Polícia

Acusado de matar policial civil em Parnaíba é expulso da PM e vai a júri popular

O ex-cabo da Polícia Militar do Piauí, Valério de Sousa Caldas Neto, foi oficialmente expulso da corporação “a bem da disciplina”.
A decisão administrativa definitiva foi publicada no Diário Oficial do Estado da última  terça-feira (26). Na esfera judicial, o ex-militar teve todos os recursos negados pelo Tribunal de Justiça do Piauí (TJ-PI) e aguarda o julgamento pelo Tribunal do Júri pelos crimes de homicídio qualificado e fraude processual.

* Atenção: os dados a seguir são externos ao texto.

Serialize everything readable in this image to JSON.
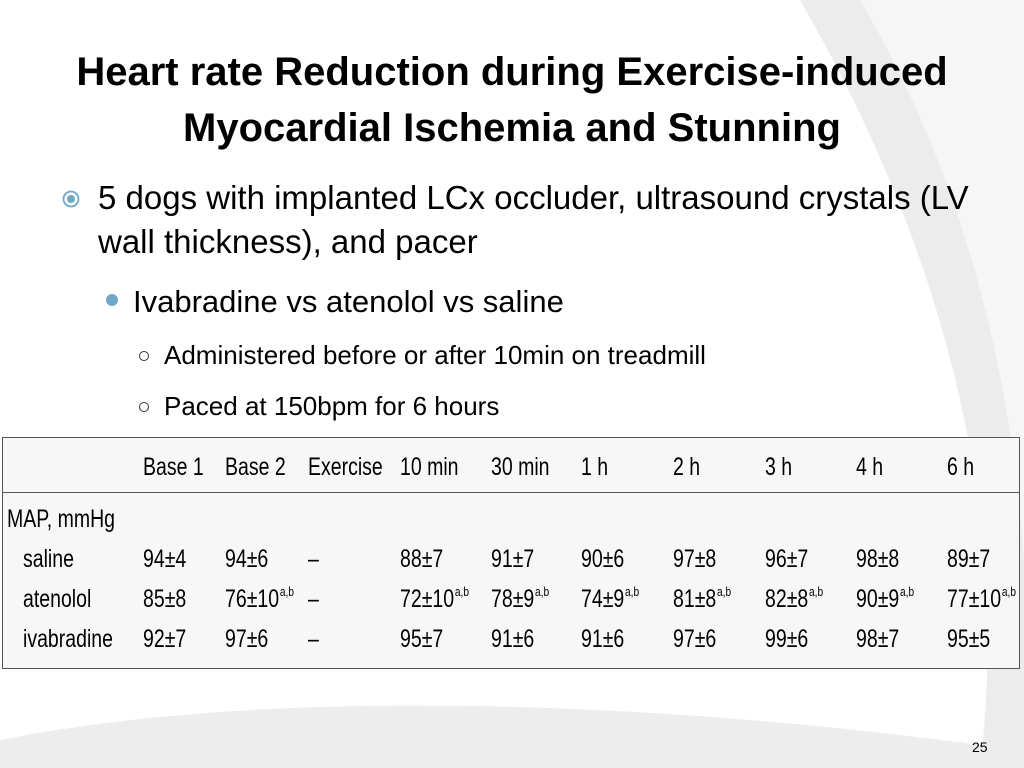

O crime ocorreu na madrugada de 13 de setembro de 2023, no residencial Caminho da Alvorada, em Parnaíba, no litoral do Piauí.

A vítima, o escrivão da Polícia Civil Alexsandro Cavalcante Ferreira, de 45 anos, natural de Alagoas, foi morta na porta de casa. O corpo foi encontrado por populares nas primeiras horas da manhã, apresentando perfurações no rosto e no peito. Alexsandro era solteiro, morava sozinho e era lotado na Delegacia de Proteção dos Direitos da Mulher do município.

O Diretor de Polícia do Interior, delegado Célio Benício, disse à época que o acusado e a vítima eram vizinhos. Inicialmente, a arma de Alexsandro não havia sido encontrada na cena do crime. Contudo, ainda na manhã seguinte ao homicídio, o então cabo da PM, Valério Neto, que era lotado no 24º Batalhão de Luís Correia, apresentou-se espontaneamente na Central de Flagrantes de Parnaíba, acompanhado de seu advogado, e entregou tanto a sua arma funcional quanto a arma do escrivão, que ele havia levado do local.
Por considerar a conduta uma “atitude suspeita” e diante de informações prévias de assaltos na vizinhança, o militar decidiu pegar seu carro particular e seguir o pedestre. O acusado afirmou que, ao tentar abordá-lo, o homem teria se aproximado e esboçado uma reação armada, o que o levou a efetuar os disparos para se defender. A suposta ameaça, no entanto, era o policial civil.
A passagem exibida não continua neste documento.